Pimm suggests that instead of focusing solely on vast wilderness areas, the conservation community should support smaller areas that do a lot of the heavy lifting for species conservation. “If you look around, there are small, almost boutique conservation areas protecting species,” Pimm says. “What we found is that it’s small groups and often local groups of people that most of us haven’t heard of that are doing the really important job of protecting species from extinction. I’m always enormously encouraged by these people who work with tiny budgets but are passionate about the places they live. I want to make sure we empower them and find resources.”

In the United States, for instance, he thinks securing biodiversity means shifting focus and resources to the southeast. While the wealthy northeast is full of private land trusts and conservation efforts, the American South, which is home to large numbers of endemic fish, amphibians, and reptiles needs the same type of energy and resources. Similar disparities between wealthier and poorer areas are found in nations across the world and need to be rectified.

The researchers acknowledge that there are some benefits of massive land conservation that they are not taking into account.

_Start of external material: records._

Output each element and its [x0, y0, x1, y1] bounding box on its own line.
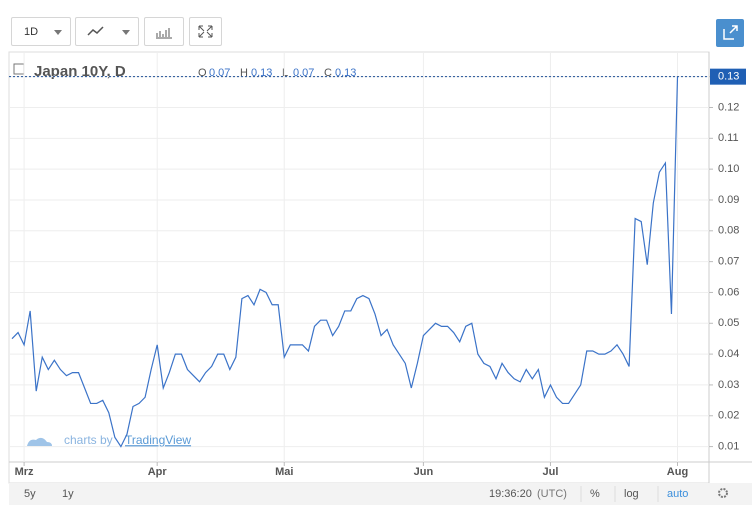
range-button[interactable]: 5y — [24, 488, 36, 500]
y-tick-label: 0.12 — [718, 101, 739, 113]
icon — [723, 25, 738, 40]
y-tick-label: 0.08 — [718, 225, 739, 237]
x-tick-label: Aug — [667, 466, 688, 478]
brand-logo — [27, 437, 52, 446]
fullscreen-button[interactable] — [189, 17, 222, 46]
scale-option[interactable]: log — [624, 488, 639, 500]
ohlc-value: 0.13 — [335, 67, 356, 79]
range-button[interactable]: 1y — [62, 488, 74, 500]
interval-button[interactable]: 1D — [11, 17, 71, 46]
y-tick-label: 0.09 — [718, 194, 739, 206]
y-tick-label: 0.01 — [718, 440, 739, 452]
scale-option[interactable]: % — [590, 488, 600, 500]
x-tick-label: Jul — [542, 466, 558, 478]
y-tick-label: 0.10 — [718, 163, 739, 175]
y-tick-label: 0.04 — [718, 348, 739, 360]
ohlc-value: 0.13 — [251, 67, 272, 79]
x-tick-label: Mrz — [15, 466, 34, 478]
y-tick-label: 0.03 — [718, 379, 739, 391]
chart-style-button[interactable] — [75, 17, 139, 46]
interval-label: 1D — [24, 26, 39, 38]
ohlc-key: C — [324, 67, 332, 79]
brand-prefix: charts by — [64, 433, 113, 447]
icon — [87, 26, 130, 36]
scale-option[interactable]: auto — [667, 488, 688, 500]
price-line — [11, 76, 679, 448]
popout-button[interactable] — [716, 19, 744, 47]
bottom-bar — [9, 483, 752, 505]
settings-icon — [718, 488, 728, 498]
symbol-title: Japan 10Y, D — [34, 63, 126, 80]
x-tick-label: Jun — [414, 466, 434, 478]
last-price-box — [710, 68, 746, 85]
collapse-icon[interactable] — [13, 63, 25, 75]
icon — [156, 28, 172, 39]
x-tick-label: Apr — [148, 466, 168, 478]
ohlc-key: O — [198, 67, 207, 79]
y-tick-label: 0.06 — [718, 286, 739, 298]
y-tick-label: 0.05 — [718, 317, 739, 329]
y-tick-label: 0.11 — [718, 132, 739, 144]
indicators-button[interactable] — [144, 17, 184, 46]
icon — [198, 25, 213, 38]
ohlc-value: 0.07 — [293, 67, 314, 79]
ohlc-key: H — [240, 67, 248, 79]
ohlc-value: 0.07 — [209, 67, 230, 79]
dropdown-arrow — [54, 30, 62, 35]
last-price-label: 0.13 — [718, 71, 739, 83]
pane-border — [8, 51, 710, 484]
x-tick-label: Mai — [275, 466, 293, 478]
ohlc-key: L — [282, 67, 288, 79]
y-tick-label: 0.02 — [718, 410, 739, 422]
timezone: (UTC) — [537, 488, 567, 500]
clock: 19:36:20 — [489, 488, 532, 500]
y-tick-label: 0.07 — [718, 256, 739, 268]
brand-name: TradingView — [125, 433, 191, 447]
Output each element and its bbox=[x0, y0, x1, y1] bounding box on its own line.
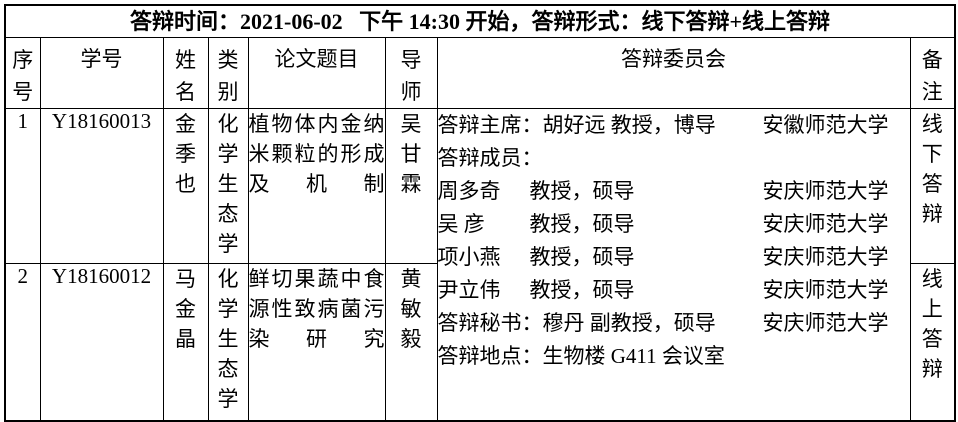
col-header-index-label: 序号 bbox=[12, 48, 34, 104]
defense-schedule-table: 答辩时间：2021-06-02 下午 14:30 开始，答辩形式：线下答辩+线上… bbox=[4, 4, 957, 422]
col-header-committee: 答辩委员会 bbox=[436, 37, 911, 109]
cell-remark: 线上答辩 bbox=[909, 263, 956, 422]
committee-member-title: 教授，硕导 bbox=[529, 278, 635, 302]
col-header-advisor: 导师 bbox=[384, 37, 438, 109]
cell-category: 化学生态学 bbox=[207, 108, 249, 264]
cell-committee: 答辩主席：胡好远 教授，博导 安徽师范大学 答辩成员： 周多奇 教授，硕导 安庆… bbox=[436, 108, 911, 422]
cell-student-name: 马金晶 bbox=[162, 263, 209, 422]
committee-member-title: 教授，硕导 bbox=[529, 212, 635, 236]
col-header-thesis-title: 论文题目 bbox=[247, 37, 386, 109]
committee-secretary-line: 答辩秘书：穆丹 副教授，硕导 安庆师范大学 bbox=[437, 307, 909, 340]
committee-location-line: 答辩地点：生物楼 G411 会议室 bbox=[437, 340, 909, 373]
committee-member-line: 吴 彦 教授，硕导 安庆师范大学 bbox=[437, 208, 909, 241]
cell-index: 2 bbox=[4, 263, 41, 422]
committee-secretary-university: 安庆师范大学 bbox=[762, 311, 889, 335]
committee-location-text: 答辩地点：生物楼 G411 会议室 bbox=[437, 344, 725, 368]
header-row: 序号 学号 姓名 类别 论文题目 导师 答辩委员会 备注 bbox=[4, 37, 956, 109]
committee-chair-line: 答辩主席：胡好远 教授，博导 安徽师范大学 bbox=[437, 109, 909, 142]
student-name-text: 马金晶 bbox=[175, 267, 196, 351]
col-header-student-id: 学号 bbox=[39, 37, 164, 109]
category-text: 化学生态学 bbox=[217, 267, 239, 411]
committee-chair-text: 答辩主席：胡好远 教授，博导 bbox=[437, 113, 716, 137]
cell-advisor: 吴甘霖 bbox=[384, 108, 438, 264]
cell-remark: 线下答辩 bbox=[909, 108, 956, 264]
committee-member-title: 教授，硕导 bbox=[529, 245, 635, 269]
committee-chair-university: 安徽师范大学 bbox=[762, 113, 889, 137]
col-header-advisor-label: 导师 bbox=[400, 48, 422, 104]
student-row-2: 2 Y18160012 马金晶 化学生态学 鲜切果蔬中食源性致病菌污染研究 黄敏… bbox=[4, 263, 956, 422]
cell-index: 1 bbox=[4, 108, 41, 264]
committee-member-line: 项小燕 教授，硕导 安庆师范大学 bbox=[437, 241, 909, 274]
remark-text: 线上答辩 bbox=[921, 267, 943, 381]
cell-category: 化学生态学 bbox=[207, 263, 249, 422]
committee-member-university: 安庆师范大学 bbox=[762, 278, 889, 302]
committee-member-name: 周多奇 bbox=[437, 179, 501, 203]
col-header-remark-label: 备注 bbox=[921, 48, 943, 104]
cell-student-name: 金季也 bbox=[162, 108, 209, 264]
col-header-category: 类别 bbox=[207, 37, 249, 109]
committee-secretary-text: 答辩秘书：穆丹 副教授，硕导 bbox=[437, 311, 716, 335]
col-header-index: 序号 bbox=[4, 37, 41, 109]
committee-member-line: 周多奇 教授，硕导 安庆师范大学 bbox=[437, 175, 909, 208]
col-header-remark: 备注 bbox=[909, 37, 956, 109]
session-title-row: 答辩时间：2021-06-02 下午 14:30 开始，答辩形式：线下答辩+线上… bbox=[4, 4, 956, 38]
advisor-text: 黄敏毅 bbox=[400, 267, 422, 351]
session-title: 答辩时间：2021-06-02 下午 14:30 开始，答辩形式：线下答辩+线上… bbox=[4, 4, 956, 38]
cell-student-id: Y18160012 bbox=[39, 263, 164, 422]
col-header-name-label: 姓名 bbox=[175, 48, 196, 104]
advisor-text: 吴甘霖 bbox=[400, 112, 422, 196]
committee-member-university: 安庆师范大学 bbox=[762, 245, 889, 269]
remark-text: 线下答辩 bbox=[921, 112, 943, 226]
cell-thesis-title: 植物体内金纳米颗粒的形成及机制 bbox=[247, 108, 386, 264]
cell-thesis-title: 鲜切果蔬中食源性致病菌污染研究 bbox=[247, 263, 386, 422]
committee-member-title: 教授，硕导 bbox=[529, 179, 635, 203]
committee-members-heading: 答辩成员： bbox=[437, 142, 909, 175]
student-row-1: 1 Y18160013 金季也 化学生态学 植物体内金纳米颗粒的形成及机制 吴甘… bbox=[4, 108, 956, 422]
col-header-category-label: 类别 bbox=[217, 48, 239, 104]
cell-advisor: 黄敏毅 bbox=[384, 263, 438, 422]
category-text: 化学生态学 bbox=[217, 112, 239, 256]
committee-member-university: 安庆师范大学 bbox=[762, 212, 889, 236]
committee-member-university: 安庆师范大学 bbox=[762, 179, 889, 203]
student-name-text: 金季也 bbox=[175, 112, 196, 196]
committee-member-line: 尹立伟 教授，硕导 安庆师范大学 bbox=[437, 274, 909, 307]
committee-members-heading-text: 答辩成员： bbox=[437, 146, 543, 170]
committee-member-name: 项小燕 bbox=[437, 245, 501, 269]
committee-member-name: 尹立伟 bbox=[437, 278, 501, 302]
cell-student-id: Y18160013 bbox=[39, 108, 164, 264]
col-header-name: 姓名 bbox=[162, 37, 209, 109]
committee-member-name: 吴 彦 bbox=[437, 212, 485, 236]
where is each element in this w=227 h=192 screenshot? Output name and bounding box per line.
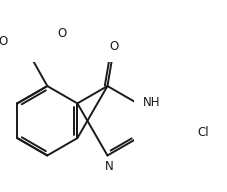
Text: O: O [0,35,8,48]
Text: O: O [109,41,118,53]
Text: N: N [104,160,113,173]
Text: NH: NH [142,96,160,109]
Text: O: O [57,26,66,40]
Text: Cl: Cl [197,126,208,139]
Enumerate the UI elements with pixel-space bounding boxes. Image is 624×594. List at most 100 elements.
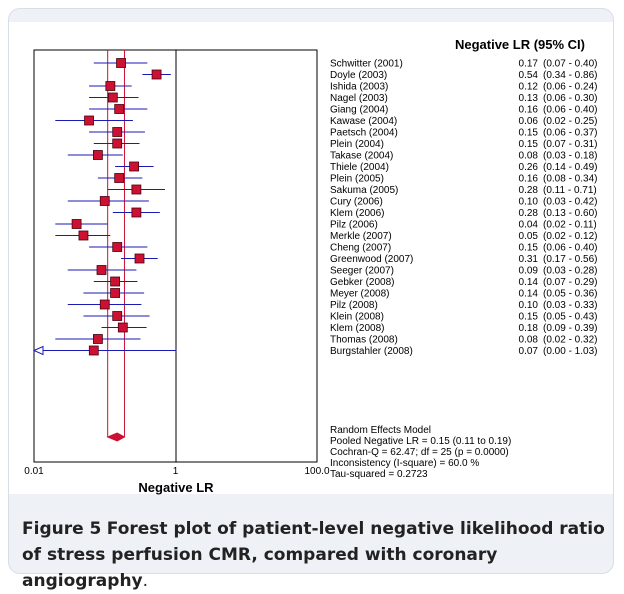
study-lr: 0.28 (519, 208, 539, 219)
study-ci: (0.06 - 0.40) (543, 243, 597, 254)
study-lr: 0.13 (519, 93, 539, 104)
study-ci: (0.06 - 0.40) (543, 105, 597, 116)
study-lr: 0.04 (519, 220, 539, 231)
study-name: Merkle (2007) (330, 231, 392, 242)
study-name: Thomas (2008) (330, 335, 398, 346)
study-point (107, 92, 118, 103)
study-name: Paetsch (2004) (330, 128, 398, 139)
study-lr: 0.06 (519, 116, 539, 127)
study-ci: (0.03 - 0.42) (543, 197, 597, 208)
study-point (112, 242, 123, 252)
study-ci: (0.00 - 1.03) (543, 346, 597, 357)
study-name: Giang (2004) (330, 105, 388, 116)
study-name: Plein (2005) (330, 174, 384, 185)
study-point (131, 184, 142, 195)
pooled-diamond (106, 432, 126, 442)
study-point (92, 334, 103, 344)
ci-arrow (32, 345, 44, 356)
x-axis-label: Negative LR (138, 480, 214, 495)
study-name: Cury (2006) (330, 197, 383, 208)
study-point (88, 345, 99, 356)
x-tick-label: 100.0 (304, 466, 329, 477)
study-ci: (0.02 - 0.11) (543, 220, 597, 231)
study-point (110, 276, 120, 287)
study-lr: 0.10 (519, 300, 539, 311)
study-lr: 0.15 (519, 243, 539, 254)
study-name: Burgstahler (2008) (330, 346, 413, 357)
study-ci: (0.03 - 0.28) (543, 266, 597, 277)
study-point (114, 173, 125, 183)
study-ci: (0.07 - 0.31) (543, 139, 597, 150)
study-name: Meyer (2008) (330, 289, 389, 300)
study-lr: 0.31 (519, 254, 539, 265)
study-ci: (0.08 - 0.34) (543, 174, 597, 185)
study-point (110, 288, 120, 298)
study-lr: 0.15 (519, 128, 539, 139)
summary-line: Cochran-Q = 62.47; df = 25 (p = 0.0000) (330, 447, 509, 458)
study-lr: 0.18 (519, 323, 539, 334)
study-name: Pilz (2006) (330, 220, 378, 231)
study-point (96, 265, 107, 275)
study-name: Klem (2006) (330, 208, 384, 219)
study-name: Nagel (2003) (330, 93, 388, 104)
x-tick-label: 1 (173, 466, 179, 477)
study-ci: (0.17 - 0.56) (543, 254, 597, 265)
study-name: Cheng (2007) (330, 243, 391, 254)
study-point (112, 311, 123, 321)
study-point (114, 104, 125, 114)
study-ci: (0.13 - 0.60) (543, 208, 597, 219)
study-point (78, 230, 89, 241)
study-lr: 0.54 (519, 70, 539, 81)
study-name: Greenwood (2007) (330, 254, 413, 265)
study-name: Klein (2008) (330, 312, 384, 323)
study-ci: (0.07 - 0.29) (543, 277, 597, 288)
study-ci: (0.05 - 0.43) (543, 312, 597, 323)
study-name: Plein (2004) (330, 139, 384, 150)
study-lr: 0.14 (519, 277, 539, 288)
study-ci: (0.09 - 0.39) (543, 323, 597, 334)
study-name: Pilz (2008) (330, 300, 378, 311)
study-lr: 0.15 (519, 139, 539, 150)
summary-line: Pooled Negative LR = 0.15 (0.11 to 0.19) (330, 436, 511, 447)
table-header: Negative LR (95% CI) (455, 37, 585, 52)
study-lr: 0.07 (519, 346, 539, 357)
study-point (134, 253, 145, 264)
study-point (71, 219, 82, 229)
study-lr: 0.05 (519, 231, 539, 242)
study-lr: 0.08 (519, 335, 539, 346)
study-point (99, 299, 110, 310)
x-tick-label: 0.01 (24, 466, 44, 477)
study-ci: (0.02 - 0.32) (543, 335, 597, 346)
caption-end: . (142, 571, 149, 591)
caption-label: Figure 5 (22, 519, 102, 539)
study-lr: 0.26 (519, 162, 539, 173)
study-point (112, 127, 123, 137)
study-ci: (0.03 - 0.33) (543, 300, 597, 311)
study-ci: (0.06 - 0.24) (543, 82, 597, 93)
study-name: Ishida (2003) (330, 82, 388, 93)
study-name: Thiele (2004) (330, 162, 389, 173)
study-ci: (0.02 - 0.25) (543, 116, 597, 127)
study-ci: (0.07 - 0.40) (543, 59, 597, 70)
summary-line: Inconsistency (I-square) = 60.0 % (330, 458, 479, 469)
study-name: Sakuma (2005) (330, 185, 398, 196)
study-lr: 0.16 (519, 174, 539, 185)
figure-caption: Figure 5 Forest plot of patient-level ne… (22, 516, 607, 594)
study-name: Gebker (2008) (330, 277, 394, 288)
study-point (84, 115, 94, 126)
study-lr: 0.17 (519, 59, 539, 70)
study-point (105, 81, 116, 91)
study-lr: 0.09 (519, 266, 539, 277)
study-lr: 0.15 (519, 312, 539, 323)
study-lr: 0.08 (519, 151, 539, 162)
study-ci: (0.05 - 0.36) (543, 289, 597, 300)
summary-line: Random Effects Model (330, 425, 431, 436)
study-ci: (0.14 - 0.49) (543, 162, 597, 173)
study-name: Kawase (2004) (330, 116, 397, 127)
study-point (92, 150, 103, 160)
study-ci: (0.02 - 0.12) (543, 231, 597, 242)
study-point (131, 207, 142, 218)
study-name: Takase (2004) (330, 151, 393, 162)
study-point (129, 161, 140, 172)
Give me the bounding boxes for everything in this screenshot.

Their work does not include climate change remediation, ecosystem services, and other benefits. There is just not enough information on insects, arachnids, and many species of plants and microbes to say whether a half-earth-like project would protect the majority of their biodiversity. But Pimm says he hopes scientists and citizen scientists will use digital tools over the next few decades to help improve our understanding of biodiversity and build a better roadmap for what really deserves protection.

The Half Earth Project, it turns out, is more or less in agreement with the new study. While reaching 50 percent protection is the broad goal for the movement, the big question they are now wrestling with is which half? To that end they are putting together the Map of Life dataset to understand just what tiny blocks of land are most species-diverse—the first step in figuring out what areas should be prioritized for protection.

“Knowing where species live and the pressures threatening them is paramount in reversing the extinction crisis and maintaining the health of our planet, for ourselves and for future generations,” scientists on the project wrote on Medium earlier this summer. “As the impact of humans increasingly encroaches on critical habitats everywhere, determining where to protect is just as critical as how much to protect.”

Hopefully the thoughts in this latest study and the half-earth idea can coexist. “It’s clear that we need to preserve big chunks of Earth. Should we be protecting the boreal forest and the Amazon? Yes. Should we save large areas in Patagonia? Yes,” says Pimm, who serves as science adviser to projects doing just that. “What I worry about is that in asking for half the earth we will miss the details. The details matter, and this study is an effort to focus the debate on getting the details right.”